Lost on Lemnos

Oct 31, 2010

Journey to Concannon

What can best pull a man and his brother up a mountain and across 50 miles of terrain, racing the fall of night and the fatigue of flesh? Wine, of course, and the promise of a three-course gourmet meal - and so it was that my brother, Andrew, and I arrived last week at Concannon Vineyard for an eating and tasting event at the ancient Livermore location.

We robbed a roadside Fuyu persimmon tree north of Mount Diablo and a Mission fig tree just to the south (if you regularly ride this peak, you may know the trees, their branches dangling over the fences and, well, darn well asking to be ravaged) but still, hunger nearly killed us. Our muscles still functioned, but we were simply out of gas by the time we reached the quiet suburbs just a mile north of the winery gate. Here, as dusk fell, we looked desperately for a phone booth but found none (what would Superman do in the era of cell phones) and wound up changing clothes on a residential front lawn, and we arrived at the winery looking just dandy on the outside - but inside, unbeknownst to the diners milling in the lobby, we were 3000 calories in the hole. We drained pours of Concannon's staple Petite Sirah like it was water - not a black juice so thick it will turn your teeth blue with a glass.


Then we ate - and here I furnish a warning: Never count on a fine dining evening to sate you after 50 miles of pedaling. That's just what we did, forgetting that top notch chefs aren't there to provide calories but to provide experience and flavor. We gravitated to the appetizer table and slurped down the fantastic Alaskan halibut ceviche. It came by the spoonful, though we were in more of a mood for ladles full. What could we do? We refilled on the Petite - twice - and by dinnertime we were each down just 2500 calories. Salad was waiting for us as we sat in the barrel room and heard Joe Concannon and his father, Jim, deliver speeches commemorating 129 years of winemaking - a history that includes survival of Prohibition and of the encroachment of suburbia. We began with a delicate and beautiful romaine heart concoction, draped with grilled bell peppers and mushrooms. Paired to a half pour of Sauvignon Blanc, the course provided another 100 calories for our depleted bodies and limbs. We were starving.
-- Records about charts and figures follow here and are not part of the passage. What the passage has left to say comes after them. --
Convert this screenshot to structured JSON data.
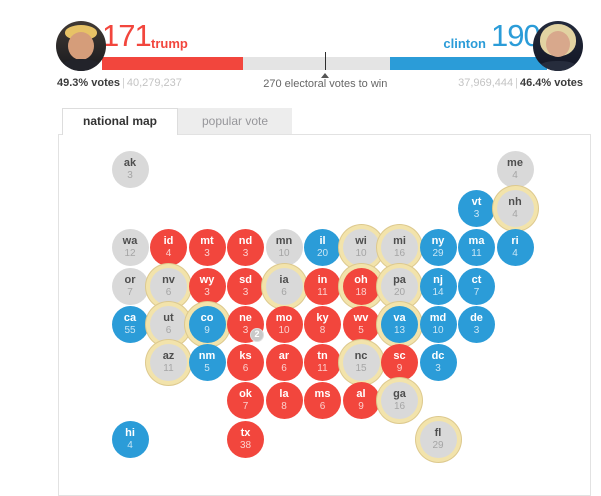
{
  "colors": {
    "rep": "#f2463d",
    "dem": "#2b9cd8",
    "uncalled": "#d9d9d9",
    "ring_inner": "#f2e3ab",
    "ring_outer": "#ddc98e"
  },
  "candidates": [
    {
      "id": "trump",
      "name": "trump",
      "electoral_votes": "171",
      "pct_label": "49.3% votes",
      "popular_votes": "40,279,237"
    },
    {
      "id": "clinton",
      "name": "clinton",
      "electoral_votes": "190",
      "pct_label": "46.4% votes",
      "popular_votes": "37,969,444"
    }
  ],
  "bar": {
    "trump_ev": 171,
    "clinton_ev": 190,
    "total_ev": 538,
    "win_threshold": 270,
    "marker_label": "270 electoral votes to win"
  },
  "tabs": [
    {
      "label": "national map",
      "active": true
    },
    {
      "label": "popular vote",
      "active": false
    }
  ],
  "map": {
    "states": [
      {
        "abbr": "ak",
        "ev": "3",
        "result": "uncalled",
        "ring": false,
        "row": 0,
        "col": 0
      },
      {
        "abbr": "me",
        "ev": "4",
        "result": "uncalled",
        "ring": false,
        "row": 0,
        "col": 10
      },
      {
        "abbr": "vt",
        "ev": "3",
        "result": "dem",
        "ring": false,
        "row": 1,
        "col": 9
      },
      {
        "abbr": "nh",
        "ev": "4",
        "result": "uncalled",
        "ring": true,
        "row": 1,
        "col": 10
      },
      {
        "abbr": "wa",
        "ev": "12",
        "result": "uncalled",
        "ring": false,
        "row": 2,
        "col": 0
      },
      {
        "abbr": "id",
        "ev": "4",
        "result": "rep",
        "ring": false,
        "row": 2,
        "col": 1
      },
      {
        "abbr": "mt",
        "ev": "3",
        "result": "rep",
        "ring": false,
        "row": 2,
        "col": 2
      },
      {
        "abbr": "nd",
        "ev": "3",
        "result": "rep",
        "ring": false,
        "row": 2,
        "col": 3
      },
      {
        "abbr": "mn",
        "ev": "10",
        "result": "uncalled",
        "ring": false,
        "row": 2,
        "col": 4
      },
      {
        "abbr": "il",
        "ev": "20",
        "result": "dem",
        "ring": false,
        "row": 2,
        "col": 5
      },
      {
        "abbr": "wi",
        "ev": "10",
        "result": "uncalled",
        "ring": true,
        "row": 2,
        "col": 6
      },
      {
        "abbr": "mi",
        "ev": "16",
        "result": "uncalled",
        "ring": true,
        "row": 2,
        "col": 7
      },
      {
        "abbr": "ny",
        "ev": "29",
        "result": "dem",
        "ring": false,
        "row": 2,
        "col": 8
      },
      {
        "abbr": "ma",
        "ev": "11",
        "result": "dem",
        "ring": false,
        "row": 2,
        "col": 9
      },
      {
        "abbr": "ri",
        "ev": "4",
        "result": "dem",
        "ring": false,
        "row": 2,
        "col": 10
      },
      {
        "abbr": "or",
        "ev": "7",
        "result": "uncalled",
        "ring": false,
        "row": 3,
        "col": 0
      },
      {
        "abbr": "nv",
        "ev": "6",
        "result": "uncalled",
        "ring": true,
        "row": 3,
        "col": 1
      },
      {
        "abbr": "wy",
        "ev": "3",
        "result": "rep",
        "ring": false,
        "row": 3,
        "col": 2
      },
      {
        "abbr": "sd",
        "ev": "3",
        "result": "rep",
        "ring": false,
        "row": 3,
        "col": 3
      },
      {
        "abbr": "ia",
        "ev": "6",
        "result": "uncalled",
        "ring": true,
        "row": 3,
        "col": 4
      },
      {
        "abbr": "in",
        "ev": "11",
        "result": "rep",
        "ring": false,
        "row": 3,
        "col": 5
      },
      {
        "abbr": "oh",
        "ev": "18",
        "result": "rep",
        "ring": true,
        "row": 3,
        "col": 6
      },
      {
        "abbr": "pa",
        "ev": "20",
        "result": "uncalled",
        "ring": true,
        "row": 3,
        "col": 7
      },
      {
        "abbr": "nj",
        "ev": "14",
        "result": "dem",
        "ring": false,
        "row": 3,
        "col": 8
      },
      {
        "abbr": "ct",
        "ev": "7",
        "result": "dem",
        "ring": false,
        "row": 3,
        "col": 9
      },
      {
        "abbr": "ca",
        "ev": "55",
        "result": "dem",
        "ring": false,
        "row": 4,
        "col": 0
      },
      {
        "abbr": "ut",
        "ev": "6",
        "result": "uncalled",
        "ring": true,
        "row": 4,
        "col": 1
      },
      {
        "abbr": "co",
        "ev": "9",
        "result": "dem",
        "ring": true,
        "row": 4,
        "col": 2
      },
      {
        "abbr": "ne",
        "ev": "3",
        "result": "rep",
        "ring": false,
        "row": 4,
        "col": 3,
        "badge": "2"
      },
      {
        "abbr": "mo",
        "ev": "10",
        "result": "rep",
        "ring": false,
        "row": 4,
        "col": 4
      },
      {
        "abbr": "ky",
        "ev": "8",
        "result": "rep",
        "ring": false,
        "row": 4,
        "col": 5
      },
      {
        "abbr": "wv",
        "ev": "5",
        "result": "rep",
        "ring": false,
        "row": 4,
        "col": 6
      },
      {
        "abbr": "va",
        "ev": "13",
        "result": "dem",
        "ring": true,
        "row": 4,
        "col": 7
      },
      {
        "abbr": "md",
        "ev": "10",
        "result": "dem",
        "ring": false,
        "row": 4,
        "col": 8
      },
      {
        "abbr": "de",
        "ev": "3",
        "result": "dem",
        "ring": false,
        "row": 4,
        "col": 9
      },
      {
        "abbr": "az",
        "ev": "11",
        "result": "uncalled",
        "ring": true,
        "row": 5,
        "col": 1
      },
      {
        "abbr": "nm",
        "ev": "5",
        "result": "dem",
        "ring": false,
        "row": 5,
        "col": 2
      },
      {
        "abbr": "ks",
        "ev": "6",
        "result": "rep",
        "ring": false,
        "row": 5,
        "col": 3
      },
      {
        "abbr": "ar",
        "ev": "6",
        "result": "rep",
        "ring": false,
        "row": 5,
        "col": 4
      },
      {
        "abbr": "tn",
        "ev": "11",
        "result": "rep",
        "ring": false,
        "row": 5,
        "col": 5
      },
      {
        "abbr": "nc",
        "ev": "15",
        "result": "uncalled",
        "ring": true,
        "row": 5,
        "col": 6
      },
      {
        "abbr": "sc",
        "ev": "9",
        "result": "rep",
        "ring": false,
        "row": 5,
        "col": 7
      },
      {
        "abbr": "dc",
        "ev": "3",
        "result": "dem",
        "ring": false,
        "row": 5,
        "col": 8
      },
      {
        "abbr": "ok",
        "ev": "7",
        "result": "rep",
        "ring": false,
        "row": 6,
        "col": 3
      },
      {
        "abbr": "la",
        "ev": "8",
        "result": "rep",
        "ring": false,
        "row": 6,
        "col": 4
      },
      {
        "abbr": "ms",
        "ev": "6",
        "result": "rep",
        "ring": false,
        "row": 6,
        "col": 5
      },
      {
        "abbr": "al",
        "ev": "9",
        "result": "rep",
        "ring": false,
        "row": 6,
        "col": 6
      },
      {
        "abbr": "ga",
        "ev": "16",
        "result": "uncalled",
        "ring": true,
        "row": 6,
        "col": 7
      },
      {
        "abbr": "hi",
        "ev": "4",
        "result": "dem",
        "ring": false,
        "row": 7,
        "col": 0
      },
      {
        "abbr": "tx",
        "ev": "38",
        "result": "rep",
        "ring": false,
        "row": 7,
        "col": 3
      },
      {
        "abbr": "fl",
        "ev": "29",
        "result": "uncalled",
        "ring": true,
        "row": 7,
        "col": 8
      }
    ]
  }
}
Next arrived the seared duck on a bed of red quinoa - and, oh, how we could have used four times the portions of that wonderful super-starch! For we were hungrier than 10 Incans fresh off the slopes of Aconcagua. The meal proceeded at the expected and appropriate pace - for fine diners. But for two boneheads who forgot to pack almonds and dates on a 50-mile mountain ride, the minutes between courses felt like days. At last, the New York steak and fried potatoes arrived, and we meanwhile drank, poured and drank again the big reds - the Grenache and the hallowed "mothervine" Cabernet Sauvignon, the latter made from a row of estate vines from which Cab clones number 7 and 8 were originally cut and propagated almost ubiquitously throughout California in the 1970s and 1980s.

But it was dessert that saved us, a rich chocolate tart the size of an Olympic discus, and with it came the calories we needed. Refreshed, we returned to the wines for a rerun through these classics of Concannon, and, yes: Our teeth turned blue.

2 comments:

Christine said...

As a fellow attendee at this event, I can vouch for the seriously hungry Bland Bros! What a wonderful addition they were to a fabulous evening and we at Concannon thank them for their extraordinary efforts.

LV said...

So glad to see more posts. Your writing is too fun to read, so I'm going to do to you what my blog readers do to me: Guilt Trip for not posting enough.